Rogers described his technique of
spinal fusion in 1942, and since then numerous other techniques have been described but no large series describing the anatomical results has been reported. To assess the technical success of Rogers' technique, to identify factors that contribute to less than ideal anatomical results, and to suggest methods of avoiding potential pitfalls, the anatomical results of Rogers' posterior cervical fusion were compared with what we consider an ideal anatomical result by analysis of the 12-week post-operative flexion/extension radiographs. One hundred and sixty-one Rogers-type posterior cervical fusions using either wire or
Ethibond were performed for flexion
injuries. The 12-week post-operative flexion extension radiographs were assessed for union, fusion of extra levels, residual
kyphosis/listhesis, excessive
lordosis, and hypermobility. Results were related to the presence of associated fractures, using the chi 2 test. Bony union was seen in 100 per cent of cases.
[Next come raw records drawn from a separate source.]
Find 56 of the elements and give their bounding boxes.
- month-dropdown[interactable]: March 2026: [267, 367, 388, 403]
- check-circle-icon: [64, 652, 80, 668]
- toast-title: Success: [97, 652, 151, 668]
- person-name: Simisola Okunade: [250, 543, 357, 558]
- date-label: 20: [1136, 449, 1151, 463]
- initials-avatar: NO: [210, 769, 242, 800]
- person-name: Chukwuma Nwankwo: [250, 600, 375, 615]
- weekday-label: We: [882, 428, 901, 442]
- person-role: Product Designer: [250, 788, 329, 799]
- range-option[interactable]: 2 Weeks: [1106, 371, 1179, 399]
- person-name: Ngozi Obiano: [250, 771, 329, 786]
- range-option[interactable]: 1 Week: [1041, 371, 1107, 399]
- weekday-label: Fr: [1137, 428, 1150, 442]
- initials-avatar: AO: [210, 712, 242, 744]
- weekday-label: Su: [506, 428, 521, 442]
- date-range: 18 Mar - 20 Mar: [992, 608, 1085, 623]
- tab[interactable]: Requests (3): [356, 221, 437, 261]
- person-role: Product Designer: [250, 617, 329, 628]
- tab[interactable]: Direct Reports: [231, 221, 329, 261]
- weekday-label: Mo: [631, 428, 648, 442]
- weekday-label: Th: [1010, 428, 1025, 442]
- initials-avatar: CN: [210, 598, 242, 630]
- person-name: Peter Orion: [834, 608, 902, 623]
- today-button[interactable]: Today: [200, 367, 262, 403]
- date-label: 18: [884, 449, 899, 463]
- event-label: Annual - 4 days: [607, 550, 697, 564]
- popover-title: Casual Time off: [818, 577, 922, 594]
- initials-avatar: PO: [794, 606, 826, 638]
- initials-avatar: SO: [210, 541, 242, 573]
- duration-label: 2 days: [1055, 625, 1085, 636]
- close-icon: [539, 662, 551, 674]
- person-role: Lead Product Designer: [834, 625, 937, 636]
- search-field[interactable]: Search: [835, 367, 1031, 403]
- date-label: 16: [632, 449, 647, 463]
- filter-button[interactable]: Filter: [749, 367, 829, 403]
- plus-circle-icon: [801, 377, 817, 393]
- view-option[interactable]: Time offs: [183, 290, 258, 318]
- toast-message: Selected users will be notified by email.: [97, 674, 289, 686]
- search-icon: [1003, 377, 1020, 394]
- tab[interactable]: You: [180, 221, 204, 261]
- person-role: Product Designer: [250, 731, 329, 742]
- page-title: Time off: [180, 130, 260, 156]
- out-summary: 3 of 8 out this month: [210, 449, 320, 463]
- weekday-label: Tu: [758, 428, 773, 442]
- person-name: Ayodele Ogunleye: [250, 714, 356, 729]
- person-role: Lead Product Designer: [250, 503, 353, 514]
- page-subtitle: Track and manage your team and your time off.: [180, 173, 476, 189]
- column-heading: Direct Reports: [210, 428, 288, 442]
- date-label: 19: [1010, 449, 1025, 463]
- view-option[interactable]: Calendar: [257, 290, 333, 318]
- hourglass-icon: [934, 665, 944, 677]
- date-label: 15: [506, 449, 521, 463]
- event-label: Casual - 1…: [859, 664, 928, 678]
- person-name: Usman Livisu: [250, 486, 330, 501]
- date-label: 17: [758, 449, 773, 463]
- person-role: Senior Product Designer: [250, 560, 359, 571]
Fusion of additional levels occurred in 40 (25 per cent), residual
kyphosis in 54 (34 per cent), listhesis in 14 (9 per cent), and excessive
lordosis in seven (4 per cent). Hypermobility at the adjacent level occurred in 10 (6 per cent), and at a distant level in five (3 per cent). Statistically significant associations occurred between fusion of extra levels and fractures, residual
kyphosis and fractures, excessive
lordosis with the use of wire rather than
Ethibond, and the desired anatomical result with absence of fracture. The Rogers technique is a safe, easy and reliable method of achieving cervical fusion, with a 100 per cent fusion rate at 3 months in this series. However, the intended position of fusion, between 1 degree-5 degrees of
lordosis, with normal alignment, is not always achieved. There is also a high incidence of fusion of levels other than those intended. We believe that the incidence of these problems could be reduced by more attention to surgical detail.